Seq(Array(1L, 2L, 3L)).toDF("data").selectExpr("sum_array(data) as result").show()
+------+
|result|
+------+
| 6|
+------+
Java APIs are also supported and should work the same as Spark's UDFs
import com.nvidia.spark.functions.df_udf
import org.apache.spark.sql.*;
import org.apache.spark.sql.api.java.UDF2;
import org.apache.spark.sql.expressions.UserDefinedFunction;
UserDefinedFunction myAdd = df_udf((Column lhs, Column rhs) -> lhs + rhs)
spark.udf().register("myadd", myAdd)
spark.sql("SELECT myadd(1, 1) as r").show();
// +--+
// | r|
// +--+
// | 2|
// +--+
DataFrame APIs do not provide type safety when writing the code and that is the same here. There are no builtin type
checks for inputs yet. Also, because of how types are resolved in Spark there is no way to adjust the query based on
the types passed in. Type checks are handled by the SQL planner/optimizer after the UDF has been replaced. This means
that the final SQL will not violate any type safety, but it also means that the errors might be confusing. For example,
if I passed in an ARRAY<DOUBLE>
to sum_array
instead of an ARRAY<LONG>
I would get an error like
Seq(Array(1.0, 2.0, 3.0)).toDF("data").selectExpr("sum_array(data) as result").show()
org.apache.spark.sql.AnalysisException: [DATATYPE_MISMATCH.UNEXPECTED_INPUT_TYPE] Cannot resolve "aggregate(data, 0, lambdafunction((coalesce(namedlambdavariable(), 0) + coalesce(namedlambdavariable(), 0)), namedlambdavariable(), namedlambdavariable()), lambdafunction(namedlambdavariable(), namedlambdavariable()))" due to data type mismatch: Parameter 3 requires the "BIGINT" type, however "lambdafunction((coalesce(namedlambdavariable(), 0) + coalesce(namedlambdavariable(), 0)), namedlambdavariable(), namedlambdavariable())" has the type "DOUBLE".; line 1 pos 0;
Project [aggregate(data#46, 0, lambdafunction((cast(coalesce(lambda x_9#49L, 0) as double) + coalesce(lambda y_10#50, cast(0 as double))), lambda x_9#49L, lambda y_10#50, false), lambdafunction(lambda x_11#51L, lambda x_11#51L, false)) AS result#48L]

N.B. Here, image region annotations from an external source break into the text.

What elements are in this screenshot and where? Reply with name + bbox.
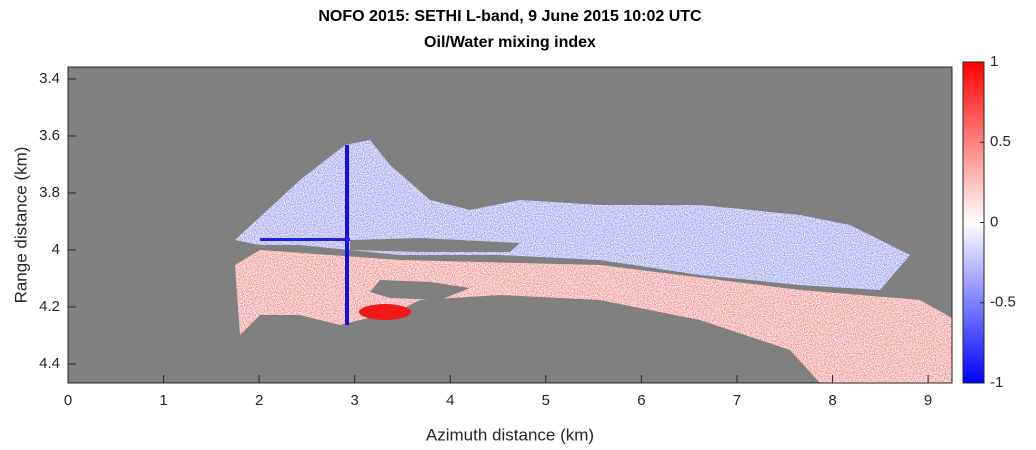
y-tick-label: 3.8	[39, 184, 60, 201]
colorbar-tick-label: -0.5	[990, 294, 1016, 311]
colorbar-tick-label: 0	[990, 213, 998, 230]
y-tick-label: 3.4	[39, 70, 60, 87]
y-tick-label: 4	[52, 241, 60, 258]
red-patch	[359, 304, 411, 320]
gray-gap	[350, 238, 520, 252]
vertical-stripe	[345, 145, 349, 325]
x-tick-label: 6	[637, 392, 645, 409]
chart-title: NOFO 2015: SETHI L-band, 9 June 2015 10:…	[318, 8, 702, 25]
y-tick-label: 3.6	[39, 127, 60, 144]
x-tick-label: 3	[351, 392, 359, 409]
x-tick-label: 9	[924, 392, 932, 409]
colorbar-tick-label: -1	[990, 374, 1003, 391]
slick-image	[235, 140, 952, 383]
colorbar-tick-label: 0.5	[990, 133, 1011, 150]
x-tick-label: 8	[828, 392, 836, 409]
x-tick-label: 2	[255, 392, 263, 409]
x-tick-label: 4	[446, 392, 454, 409]
x-tick-label: 7	[733, 392, 741, 409]
colorbar-tick-label: 1	[990, 53, 998, 70]
x-tick-label: 5	[542, 392, 550, 409]
x-axis-title: Azimuth distance (km)	[426, 425, 594, 444]
y-axis-title: Range distance (km)	[11, 147, 30, 304]
horizontal-stripe	[260, 238, 350, 241]
slick-upper	[235, 140, 910, 290]
y-tick-label: 4.4	[39, 355, 60, 372]
chart-subtitle: Oil/Water mixing index	[424, 34, 596, 51]
gray-gap	[370, 280, 470, 300]
x-tick-label: 0	[64, 392, 72, 409]
y-tick-label: 4.2	[39, 298, 60, 315]
plot-frame	[67, 66, 953, 384]
x-tick-label: 1	[159, 392, 167, 409]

+- Project [value#43 AS data#46]
+- LocalRelation [value#43]
at org.apache.spark.sql.catalyst.analysis.package$AnalysisErrorAt.dataTypeMismatch(package.scala:73)
at org.apache.spark.sql.catalyst.analysis.CheckAnalysis.$anonfun$checkAnalysis0$5(CheckAnalysis.scala:269)

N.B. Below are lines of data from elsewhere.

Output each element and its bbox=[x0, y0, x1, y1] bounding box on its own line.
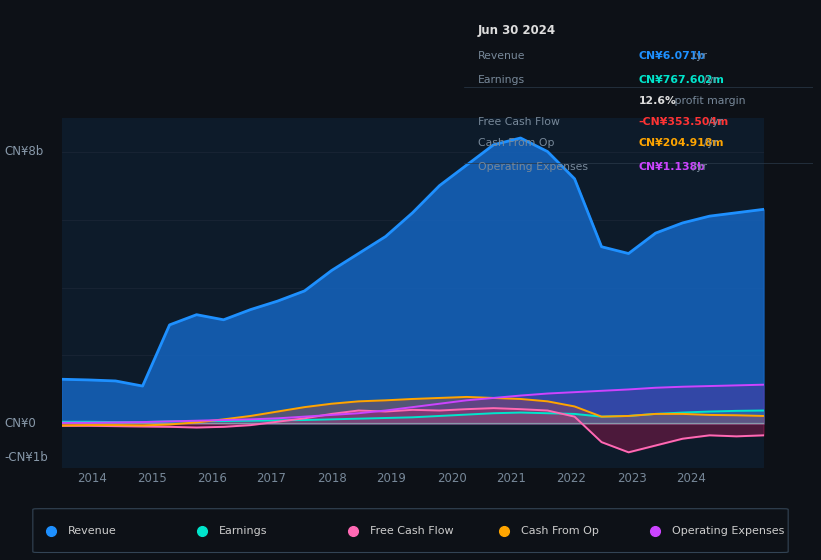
Text: CN¥204.918m: CN¥204.918m bbox=[639, 138, 724, 148]
Text: /yr: /yr bbox=[689, 51, 707, 61]
Text: CN¥1.138b: CN¥1.138b bbox=[639, 162, 705, 172]
Text: /yr: /yr bbox=[689, 162, 707, 172]
Text: /yr: /yr bbox=[699, 74, 718, 85]
Text: 12.6%: 12.6% bbox=[639, 96, 677, 106]
Text: Jun 30 2024: Jun 30 2024 bbox=[478, 24, 556, 38]
Text: Cash From Op: Cash From Op bbox=[521, 526, 599, 535]
Text: CN¥0: CN¥0 bbox=[4, 417, 36, 430]
Text: CN¥6.071b: CN¥6.071b bbox=[639, 51, 705, 61]
Text: Operating Expenses: Operating Expenses bbox=[672, 526, 784, 535]
Text: Earnings: Earnings bbox=[218, 526, 267, 535]
Text: CN¥8b: CN¥8b bbox=[4, 145, 44, 158]
Text: -CN¥353.504m: -CN¥353.504m bbox=[639, 116, 728, 127]
Text: Free Cash Flow: Free Cash Flow bbox=[478, 116, 560, 127]
Text: Operating Expenses: Operating Expenses bbox=[478, 162, 588, 172]
Text: profit margin: profit margin bbox=[672, 96, 746, 106]
Text: CN¥767.602m: CN¥767.602m bbox=[639, 74, 724, 85]
Text: Free Cash Flow: Free Cash Flow bbox=[369, 526, 453, 535]
Text: Revenue: Revenue bbox=[478, 51, 525, 61]
Text: -CN¥1b: -CN¥1b bbox=[4, 451, 48, 464]
Text: Cash From Op: Cash From Op bbox=[478, 138, 554, 148]
Text: Revenue: Revenue bbox=[67, 526, 117, 535]
Text: /yr: /yr bbox=[699, 138, 718, 148]
Text: Earnings: Earnings bbox=[478, 74, 525, 85]
Text: /yr: /yr bbox=[705, 116, 723, 127]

at org.apache.spark.sql.catalyst.analysis.CheckAnalysis.$anonfun$checkAnalysis0$5$adapted(CheckAnalysis.scala:256)
Which is not as simple to understand as a normal UDF.
val sum_array = udf((a: Array[Long]) => a.sum)

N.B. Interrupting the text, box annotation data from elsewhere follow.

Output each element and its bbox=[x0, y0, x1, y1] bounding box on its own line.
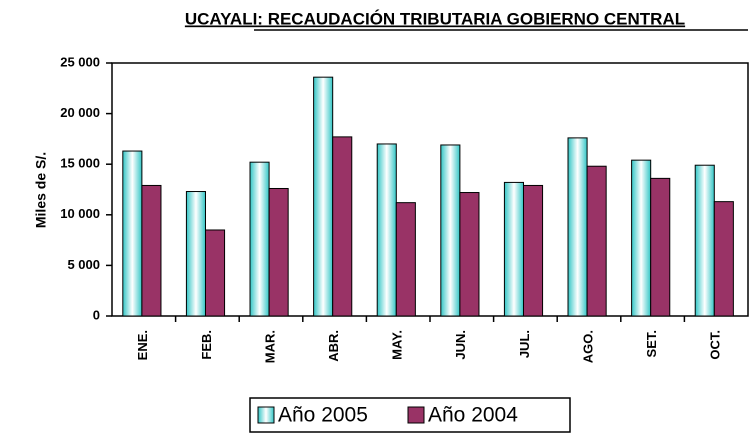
bar bbox=[204, 229, 226, 317]
y-tick-label: 15 000 bbox=[60, 156, 100, 171]
legend-label: Año 2004 bbox=[428, 404, 518, 427]
bar bbox=[459, 192, 480, 317]
x-tick-label: FEB. bbox=[199, 330, 214, 360]
bar bbox=[395, 202, 416, 317]
x-tick-label: SET. bbox=[644, 330, 659, 357]
y-tick-label: 20 000 bbox=[60, 105, 100, 120]
bar bbox=[313, 76, 334, 317]
y-tick-label: 5 000 bbox=[67, 257, 100, 272]
bar bbox=[332, 136, 353, 317]
x-tick-label: ABR. bbox=[326, 330, 341, 362]
x-tick-label: JUN. bbox=[453, 330, 468, 360]
bar bbox=[503, 181, 524, 317]
legend-label: Año 2005 bbox=[278, 404, 368, 427]
x-tick-label: ENE. bbox=[135, 330, 150, 360]
bar bbox=[713, 201, 734, 317]
legend-swatch bbox=[407, 406, 425, 424]
y-tick-label: 0 bbox=[93, 307, 100, 322]
bar bbox=[694, 164, 715, 317]
y-axis-label: Miles de S/. bbox=[33, 152, 49, 228]
legend-swatch bbox=[257, 406, 275, 424]
x-tick-label: OCT. bbox=[708, 330, 723, 360]
bar bbox=[586, 165, 607, 317]
bar bbox=[631, 159, 652, 317]
bar bbox=[522, 184, 544, 317]
y-tick-label: 10 000 bbox=[60, 206, 100, 221]
bar bbox=[122, 150, 143, 317]
bar bbox=[440, 144, 461, 317]
bar bbox=[268, 187, 289, 317]
bar bbox=[249, 161, 270, 317]
bar bbox=[376, 143, 397, 317]
x-tick-label: MAY. bbox=[390, 330, 405, 360]
chart-title: UCAYALI: RECAUDACIÓN TRIBUTARIA GOBIERNO… bbox=[185, 9, 685, 28]
bar bbox=[185, 191, 206, 317]
x-tick-label: JUL. bbox=[517, 330, 532, 358]
bar bbox=[650, 177, 671, 317]
bar bbox=[141, 184, 162, 317]
x-tick-label: MAR. bbox=[262, 330, 277, 363]
bar bbox=[567, 137, 588, 317]
y-tick-label: 25 000 bbox=[60, 54, 100, 69]
x-tick-label: AGO. bbox=[580, 330, 595, 363]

spark.udf.register("sum_array", sum_array)
Seq(Array(1.0, 2.0, 3.0)).toDF("data").selectExpr("sum_array(data) as result").show()
org.apache.spark.sql.AnalysisException: [CANNOT_UP_CAST_DATATYPE] Cannot up cast array element from "DOUBLE" to "BIGINT".
The type path of the target object is:
- array element class: "long"
- root class: "[J"
You can either add an explicit cast to the input data or choose a higher precision type of the field in the target object
at org.apache.spark.sql.errors.QueryCompilationErrors$.upCastFailureError(QueryCompilationErrors.scala:285)
at org.apache.spark.sql.catalyst.analysis.Analyzer$ResolveUpCast$.org$apache$spark$sql$catalyst$analysis$Analyzer$ResolveUpCast$$fail(Analyzer.scala:3646)
at org.apache.spark.sql.catalyst.analysis.Analyzer$ResolveUpCast$$anonfun$apply$57$$anonfun$applyOrElse$234.applyOrElse(Analyzer.scala:3677)
at org.apache.spark.sql.catalyst.analysis.Analyzer$ResolveUpCast$$anonfun$apply$57$$anonfun$applyOrElse$234.applyOrElse(Analyzer.scala:3654)
We hope to add optional type checks in the future.